Training proceeded in two phases. Pre-training used WGBS data from hippocampal tissue covering approximately 26 million CpG sites, training the model to predict measured methylation levels from local sequence alone. Fine-tuning used EPIC array methylation data from 21 subjects across four tissue types (brain, blood, saliva, buccal), which provided training signal at the ~850,000 CpG positions covered by the EPIC array. After training, variant effect scores were generated for all common genetic variants across the genome by running the model twice per variant — once with the reference sequence and once with the alternate allele substituted — and taking the absolute difference in predicted methylation. These scores were validated against experimental mQTL evidence, showing strong enrichment of high-scoring INTERACT variants among known mQTL hits in brain tissue. Polygenic risk score analyses for schizophrenia showed significant improvement in risk prediction when incorporating INTERACT-derived MRV scores as annotations, particularly in non-European ancestry samples.
INTERACT's primary application domain is psychiatric and neurological genetics, where researchers need to identify which non-coding GWAS risk variants functionally regulate gene expression or chromatin state in brain tissue. The model enables researchers to prioritize variants for experimental validation among the many candidates in LD blocks that contain GWAS signals.

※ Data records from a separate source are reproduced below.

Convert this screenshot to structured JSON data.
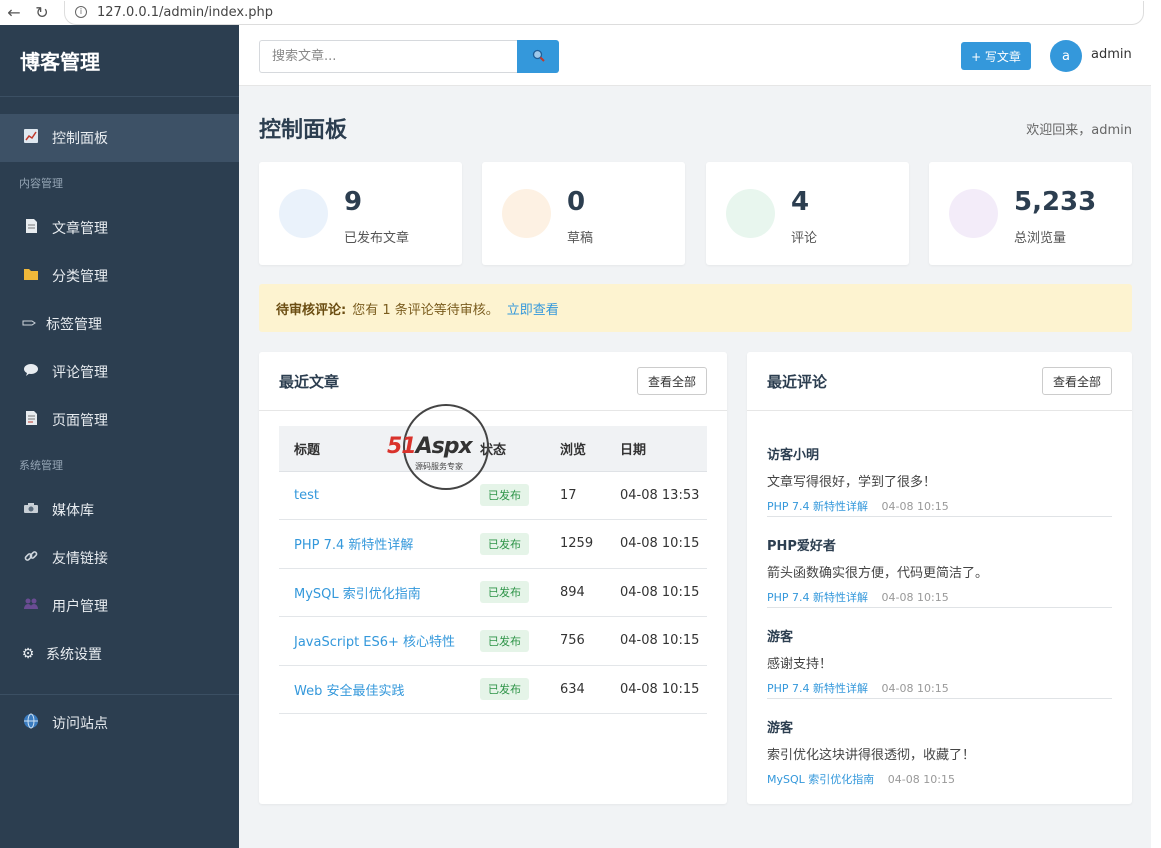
{
  "browser": {
    "url": "127.0.0.1/admin/index.php"
  },
  "sidebar": {
    "brand": "博客管理",
    "dashboard": {
      "label": "控制面板",
      "icon": "chart-icon"
    },
    "section_content": "内容管理",
    "content_items": [
      {
        "label": "文章管理",
        "icon": "document-icon"
      },
      {
        "label": "分类管理",
        "icon": "folder-icon"
      },
      {
        "label": "标签管理",
        "icon": "tag-icon"
      },
      {
        "label": "评论管理",
        "icon": "comment-icon"
      },
      {
        "label": "页面管理",
        "icon": "page-icon"
      }
    ],
    "section_system": "系统管理",
    "system_items": [
      {
        "label": "媒体库",
        "icon": "camera-icon"
      },
      {
        "label": "友情链接",
        "icon": "link-icon"
      },
      {
        "label": "用户管理",
        "icon": "users-icon"
      },
      {
        "label": "系统设置",
        "icon": "gear-icon"
      }
    ],
    "visit_site": {
      "label": "访问站点",
      "icon": "globe-icon"
    }
  },
  "header": {
    "search_placeholder": "搜索文章...",
    "write_button": "+ 写文章",
    "avatar_letter": "a",
    "username": "admin"
  },
  "page": {
    "title": "控制面板",
    "welcome": "欢迎回来，admin"
  },
  "stats": [
    {
      "value": "9",
      "label": "已发布文章",
      "color": "#eaf2fb"
    },
    {
      "value": "0",
      "label": "草稿",
      "color": "#fdf1e3"
    },
    {
      "value": "4",
      "label": "评论",
      "color": "#e8f6ee"
    },
    {
      "value": "5,233",
      "label": "总浏览量",
      "color": "#f3ecf9"
    }
  ],
  "alert": {
    "label": "待审核评论:",
    "message": "您有 1 条评论等待审核。",
    "link": "立即查看"
  },
  "recent_posts": {
    "title": "最近文章",
    "view_all": "查看全部",
    "columns": [
      "标题",
      "状态",
      "浏览",
      "日期"
    ],
    "rows": [
      {
        "title": "test",
        "status": "已发布",
        "views": "17",
        "date": "04-08 13:53"
      },
      {
        "title": "PHP 7.4 新特性详解",
        "status": "已发布",
        "views": "1259",
        "date": "04-08 10:15"
      },
      {
        "title": "MySQL 索引优化指南",
        "status": "已发布",
        "views": "894",
        "date": "04-08 10:15"
      },
      {
        "title": "JavaScript ES6+ 核心特性",
        "status": "已发布",
        "views": "756",
        "date": "04-08 10:15"
      },
      {
        "title": "Web 安全最佳实践",
        "status": "已发布",
        "views": "634",
        "date": "04-08 10:15"
      }
    ]
  },
  "recent_comments": {
    "title": "最近评论",
    "view_all": "查看全部",
    "items": [
      {
        "author": "访客小明",
        "text": "文章写得很好，学到了很多！",
        "post": "PHP 7.4 新特性详解",
        "time": "04-08 10:15"
      },
      {
        "author": "PHP爱好者",
        "text": "箭头函数确实很方便，代码更简洁了。",
        "post": "PHP 7.4 新特性详解",
        "time": "04-08 10:15"
      },
      {
        "author": "游客",
        "text": "感谢支持！",
        "post": "PHP 7.4 新特性详解",
        "time": "04-08 10:15"
      },
      {
        "author": "游客",
        "text": "索引优化这块讲得很透彻，收藏了！",
        "post": "MySQL 索引优化指南",
        "time": "04-08 10:15"
      }
    ]
  },
  "watermark": {
    "brand_red": "51",
    "brand_dark": "Aspx",
    "subtitle": "源码服务专家"
  }
}
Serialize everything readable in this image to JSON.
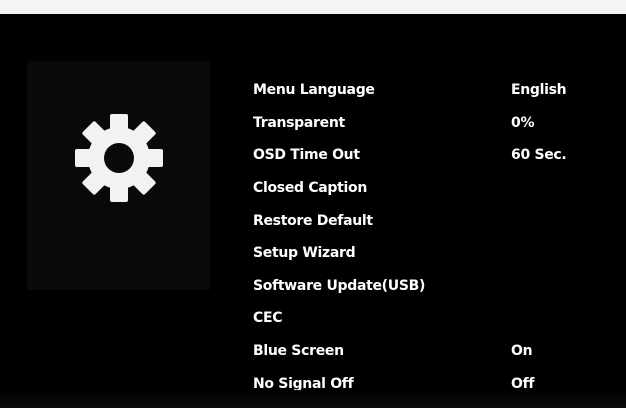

It is also applicable in studies of neurodevelopmental conditions, Alzheimer's disease, bipolar disorder, and other brain-related traits where genome-wide association studies have identified non-coding risk loci. Beyond psychiatric genetics, INTERACT's predicted MRV scores provide a resource for understanding the regulatory grammar of DNA methylation in the brain, identifying which sequence motifs and transcription factor binding sites most strongly influence local CpG methylation. The model's approach generalizes to any tissue where matched WGBS and genotype data are available for training.
INTERACT demonstrated that deep learning models trained on epigenomic data could generate quantitative regulatory variant scores that both validate against experimental mQTL evidence and improve the resolution of GWAS fine-mapping for psychiatric traits. By explicitly integrating sequence-based predictions with genetic association data, the work established a template for epigenomic deep learning to contribute to causal variant identification — a longstanding bottleneck in human genetics. The PNAS publication attracted attention from psychiatric genetics and functional genomics communities, and the follow-on Cell-type-INTERACT model extended the approach to cell-type-specific methylation prediction. A key limitation is that INTERACT, like all sequence-to-methylation models, predicts the genetically regulated component of methylation variation and cannot account for environmental or stochastic contributions. The model's dependence on brain tissue training data also limits its performance in non-brain tissues without retraining, though the multi-tissue fine-tuning strategy partially addresses this.